Pour la direction du KKE, colporter ce genre de démagogie nationaliste va de pair avec prêcher l’absurde dogme stalinien que le socialisme pourrait être construit dans un seul pays, même aussi petit et dépourvu de ressources naturelles que la Grèce. Le nationalisme des dirigeants du KKE ne peut que rebuter les ouvriers qui se considèrent révolutionnaires dans les pays frontaliers de la Grèce ; il enchaîne en même temps les ouvriers grecs aux intérêts de l’Etat bourgeois qui est le principal garant de leur exploitation et de leur oppression. Pour réfuter ce mensonge, il suffit de citer ces quelques mots de Lénine écrits pendant le carnage interimpérialiste de la Première Guerre mondiale :

« Or, à propos de cette époque, des tâches du prolétariat dans la lutte pour l’abolition, non pas de la féodalité, mais du capitalisme, le Manifeste communiste déclare nettement et sans ambiguïté : “Les ouvriers n’ont pas de patrie.” […] Le mouvement socialiste ne peut pas vaincre dans l’ancien cadre de la patrie. Il crée des formes nouvelles, supérieures, de la société humaine, où les besoins légitimes et les aspirations progressistes des masses laborieuses de toutes les nationalités seront, pour la première fois, satisfaits dans l’unité internationale, les frontières nationales actuelles étant abolies. Aux efforts de la bourgeoisie contemporaine qui cherche à diviser et à désunir les ouvriers en alléguant hypocritement la “défense de la patrie”, les ouvriers conscients répondront par des efforts renouvelés en vue d’unir les travailleurs des différentes nations dans la lutte pour renverser le pouvoir de la bourgeoisie de toutes les nations. »

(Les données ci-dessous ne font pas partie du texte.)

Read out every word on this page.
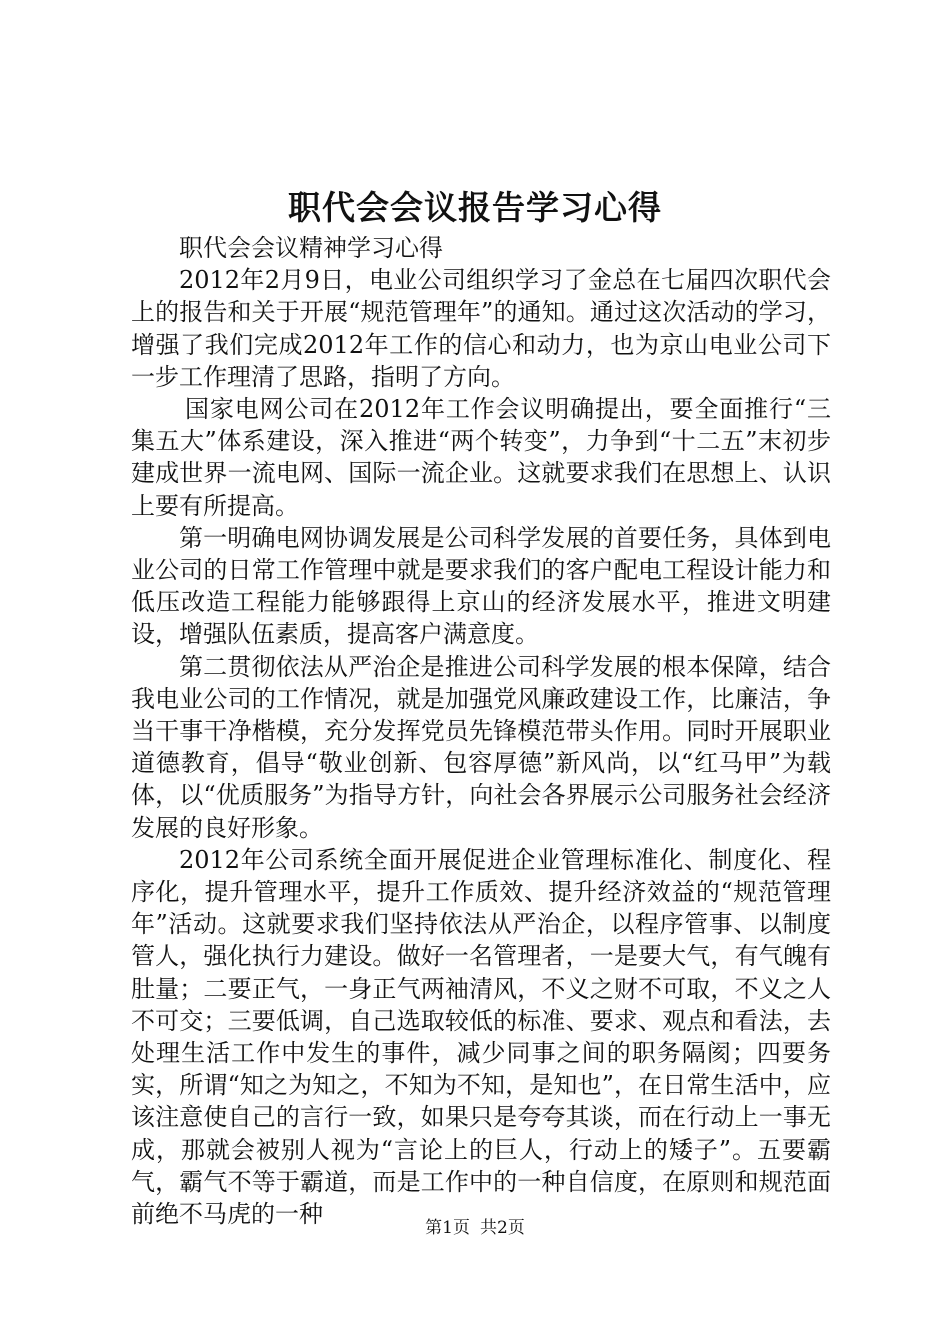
职代会会议报告学习心得

职代会会议精神学习心得

2012年2月9日，电业公司组织学习了金总在七届四次职代会上的报告和关于开展“规范管理年”的通知。通过这次活动的学习，增强了我们完成2012年工作的信心和动力，也为京山电业公司下一步工作理清了思路，指明了方向。

国家电网公司在2012年工作会议明确提出，要全面推行“三集五大”体系建设，深入推进“两个转变”，力争到“十二五”末初步建成世界一流电网、国际一流企业。这就要求我们在思想上、认识上要有所提高。

第一明确电网协调发展是公司科学发展的首要任务，具体到电业公司的日常工作管理中就是要求我们的客户配电工程设计能力和低压改造工程能力能够跟得上京山的经济发展水平，推进文明建设，增强队伍素质，提高客户满意度。

第二贯彻依法从严治企是推进公司科学发展的根本保障，结合我电业公司的工作情况，就是加强党风廉政建设工作，比廉洁，争当干事干净楷模，充分发挥党员先锋模范带头作用。同时开展职业道德教育，倡导“敬业创新、包容厚德”新风尚，以“红马甲”为载体，以“优质服务”为指导方针，向社会各界展示公司服务社会经济发展的良好形象。

2012年公司系统全面开展促进企业管理标准化、制度化、程序化，提升管理水平，提升工作质效、提升经济效益的“规范管理年”活动。这就要求我们坚持依法从严治企，以程序管事、以制度管人，强化执行力建设。做好一名管理者，一是要大气，有气魄有肚量；二要正气，一身正气两袖清风，不义之财不可取，不义之人不可交；三要低调，自己选取较低的标准、要求、观点和看法，去处理生活工作中发生的事件，减少同事之间的职务隔阂；四要务实，所谓“知之为知之，不知为不知，是知也”，在日常生活中，应该注意使自己的言行一致，如果只是夸夸其谈，而在行动上一事无成，那就会被别人视为“言论上的巨人，行动上的矮子”。五要霸气，霸气不等于霸道，而是工作中的一种自信度，在原则和规范面前绝不马虎的一种	第1页 共2页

– « La situation et les tâches de l’Internationale socialiste », novembre 1914

Le groupe trotskyste de Grèce s’est donné pour tâche de forger un parti révolutionnaire qui, selon la formule de Lénine, luttera pour unir les travailleurs des différentes nations dans la lutte pour renverser la bourgeoisie de toutes les nations. C’est pourquoi, avec la LCI tout entière, nous luttons contre l’oppression des minorités nationales en Grèce, comme les Valaques, les Pomaques, les Turcs et les Albanais ; c’est pourquoi nous revendiquons le droit à l’autodétermination pour les Macédoniens, et nous nous opposons à l’oppression du peuple kurde par les gouvernements turc, syrien, irakien et iranien. Nous appelons à une fédération socialiste des Balkans, le seul cadre dans lequel les questions nationales sans nombre qui se posent dans cette région pourront être résolues équitablement. La classe ouvrière a besoin d’une direction révolutionnaire qui soit internationaliste non seulement en paroles mais aussi en actes, armée d’un programme qui lui permettra de débarrasser la planète du capitalisme et de toutes les divisions nationales qu’il engendre.